Several other new indicators confirm the message from the Q2 GDP report: the U.S. economy continues to grow, but at a discouragingly slow rate.
Perhaps the most disturbing release last week was the ISM manufacturing survey, whose July index of 49.8 indicated that reports of contractions outnumbered expansions in manufacturing for the second month in a row. But fortunately, there were some other indicators also released last week suggesting things weren’t universally that weak.
Autos continue to sell reasonably well, by recent standards anyway. Sales of cars manufactured in North America were up almost 19% from last year and close to July 2007 levels.
Domestic light truck sales were up less than 3% year-over-year, but still down 15% from July 2007. I view the stronger sales of the smaller cars as something that’s healthy over the longer run for the U.S. economy, raising hope that the domestic manufacturers can continue to compete in an era of much higher oil prices than we saw five years ago.
And then we have Friday’s employment report, which showed a seasonally adjusted increase in July over June of 163,000 in the number of Americans on nonfarm payrolls.
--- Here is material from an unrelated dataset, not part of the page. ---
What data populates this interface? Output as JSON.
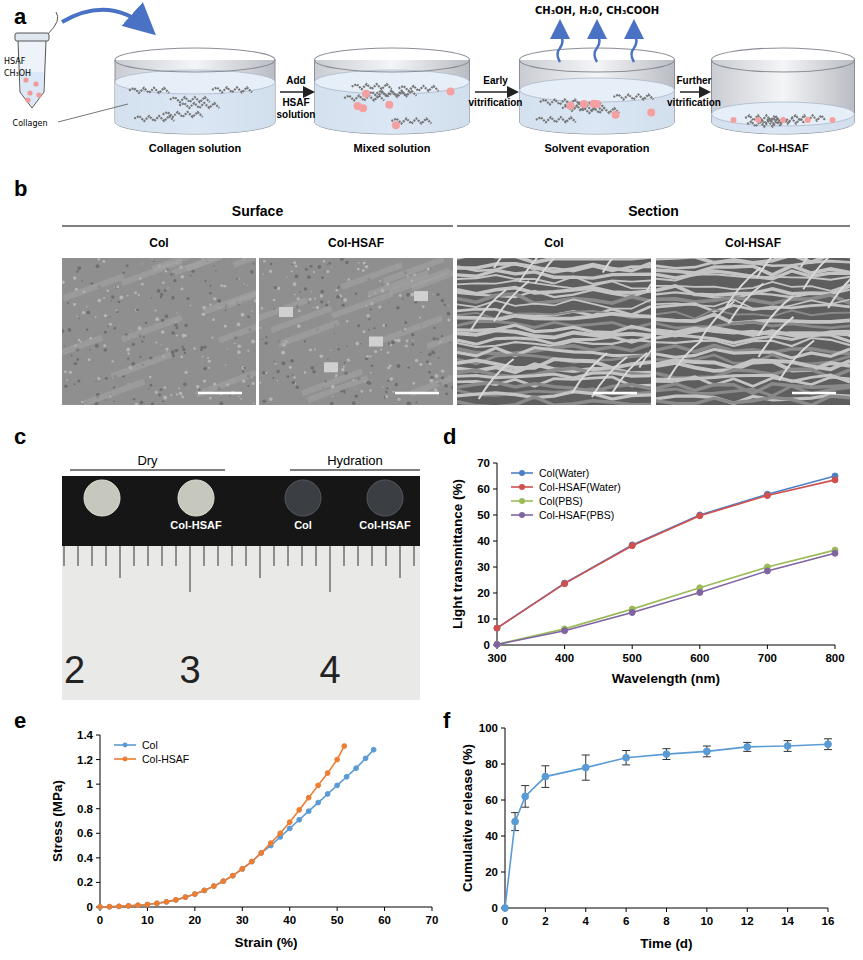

On the other hand, the separate BLS household survey showed a 195,000 monthly drop in the number of working Americans. There’s a lot of noise and other confounding factors in either of these estimates. It’s perhaps more meaningful to look at the growth in the seasonally adjusted numbers over the last six months, which averaged 131,000 per month according to the establishment survey and 97,000 according to the household. That’s enough to provide jobs for new entrants into the labor force, but not enough to make any progress with the unemployment rate, which ended July at the same 8.3% rate at which we started the year.